In order to further inform my designs I decided to make a number of prototypes. Firstly I used cardboard to try and create the fold away awning shape i required. Although I really liked the more structured silhouette (far right) I felt this wouldn’t be practical as it doesn’t fold flat to the wall. 4 simple curved strips works best to hold it’s shape and neatly fold away flat.
I draped Sweedish pattern paper over the maquettes in order to calculate the correct shapes I would need in making a pattern for a fabric drip tray cover.
Wire was posted through channels in the canvas to create the desired shape. However with this design I felt the piece was far too heavy and I worry it would put unnecessary strain on the backboard.

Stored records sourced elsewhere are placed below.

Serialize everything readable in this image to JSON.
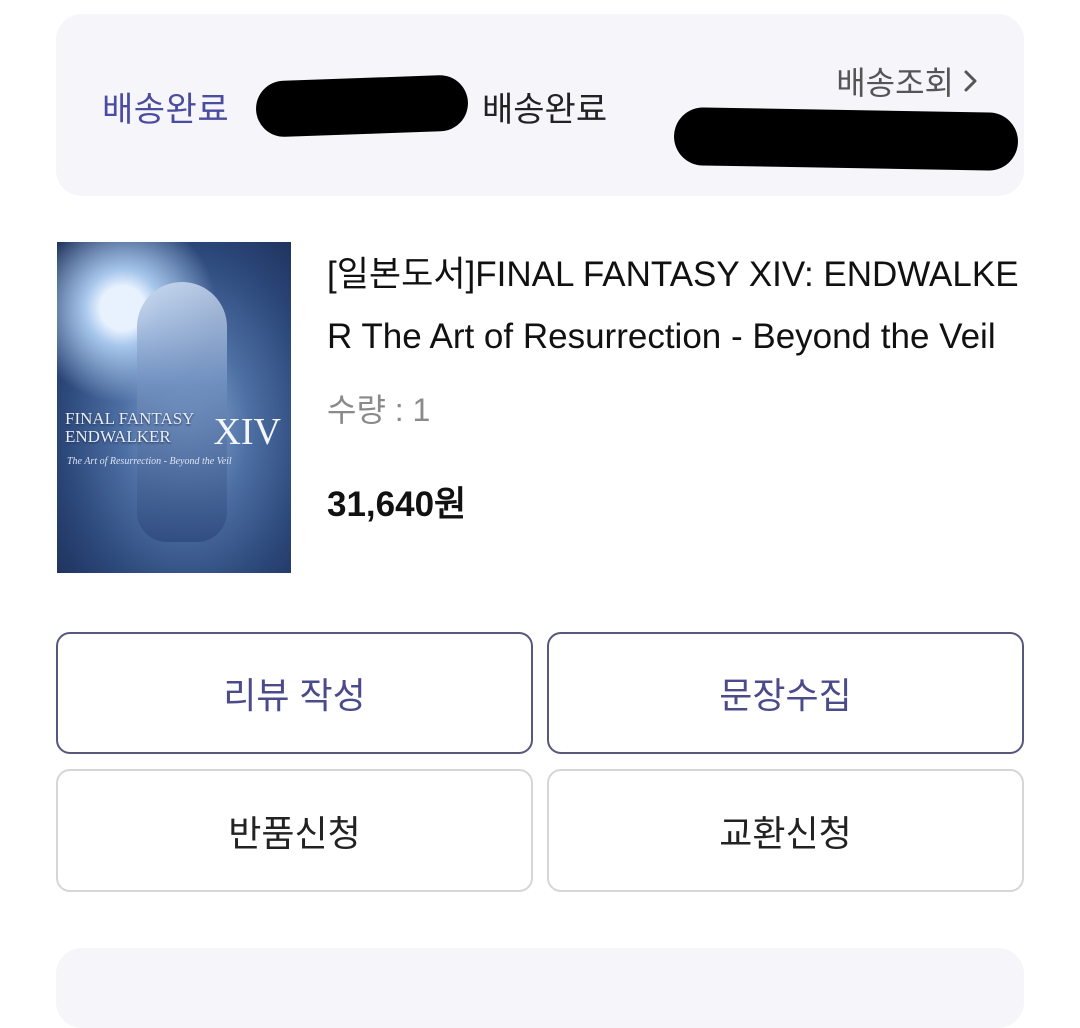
{
  "order_status": {
    "label": "배송완료",
    "status_text": "배송완료",
    "track_link": "배송조회"
  },
  "product": {
    "title": "[일본도서]FINAL FANTASY XIV: ENDWALKER The Art of Resurrection - Beyond the Veil",
    "quantity_label": "수량 : 1",
    "price": "31,640원",
    "cover": {
      "title_line1": "FINAL FANTASY",
      "title_line2": "ENDWALKER",
      "numeral": "XIV",
      "subtitle": "The Art of Resurrection - Beyond the Veil"
    }
  },
  "actions": {
    "write_review": "리뷰 작성",
    "collect_quote": "문장수집",
    "request_return": "반품신청",
    "request_exchange": "교환신청"
  },
  "colors": {
    "accent": "#4b4b8c",
    "card_bg": "#f5f5fa"
  }
}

My next prototype was made in a light cotton, a wood veneer was used to create tension. This is much closed to the final effect I am trying to achieve. For my final design I would propose using a waterproof nylon which would hold any dirt and water from the bike. This could also be easily rinsed off and dried.

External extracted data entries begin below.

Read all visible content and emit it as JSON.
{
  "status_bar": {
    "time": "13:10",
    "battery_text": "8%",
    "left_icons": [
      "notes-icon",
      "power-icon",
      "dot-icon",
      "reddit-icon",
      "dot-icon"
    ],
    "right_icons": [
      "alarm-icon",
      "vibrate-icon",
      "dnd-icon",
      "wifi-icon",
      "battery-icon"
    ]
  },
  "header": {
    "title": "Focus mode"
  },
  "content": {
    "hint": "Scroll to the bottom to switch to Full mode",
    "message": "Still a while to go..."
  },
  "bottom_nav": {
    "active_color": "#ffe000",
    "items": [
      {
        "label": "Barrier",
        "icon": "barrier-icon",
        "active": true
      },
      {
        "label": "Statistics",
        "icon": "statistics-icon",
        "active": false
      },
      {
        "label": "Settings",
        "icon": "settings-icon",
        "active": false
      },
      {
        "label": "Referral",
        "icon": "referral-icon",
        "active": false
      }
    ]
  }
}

The drip tray was mounted on a wooden batten with a row of dowels drilled into the back. This allows the try to be mounted onto the peg board with ease. This design seemed to be successful and worked as I had planned.

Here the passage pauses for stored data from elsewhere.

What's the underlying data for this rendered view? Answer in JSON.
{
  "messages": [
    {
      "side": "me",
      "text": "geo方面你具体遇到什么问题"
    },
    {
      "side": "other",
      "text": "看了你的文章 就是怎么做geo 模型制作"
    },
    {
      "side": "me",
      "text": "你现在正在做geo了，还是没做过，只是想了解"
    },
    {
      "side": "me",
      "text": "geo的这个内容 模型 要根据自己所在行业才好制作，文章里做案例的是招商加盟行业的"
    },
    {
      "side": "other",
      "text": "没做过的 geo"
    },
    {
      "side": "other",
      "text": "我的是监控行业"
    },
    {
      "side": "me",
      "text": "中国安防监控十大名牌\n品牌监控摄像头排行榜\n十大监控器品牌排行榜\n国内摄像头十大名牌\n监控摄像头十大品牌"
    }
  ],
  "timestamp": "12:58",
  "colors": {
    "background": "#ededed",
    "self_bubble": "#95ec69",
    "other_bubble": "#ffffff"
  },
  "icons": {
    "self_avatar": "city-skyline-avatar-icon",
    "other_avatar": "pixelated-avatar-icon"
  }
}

As well a drip tray, I also made a prototype of my fabric shelf idea. Channels we sewn into either end of a strip of denim. These were slid over thick wooden poles and dowels in the end attached them to the peg board. I like the way in which they can be mounted in various ways depending on how the user chooses to use them. Fabric such as denim would be ideal in production as it is hard wearing enough to carry lots of items.
I really like the look of this piece as think it is an unusual but practical material to create a shelf from.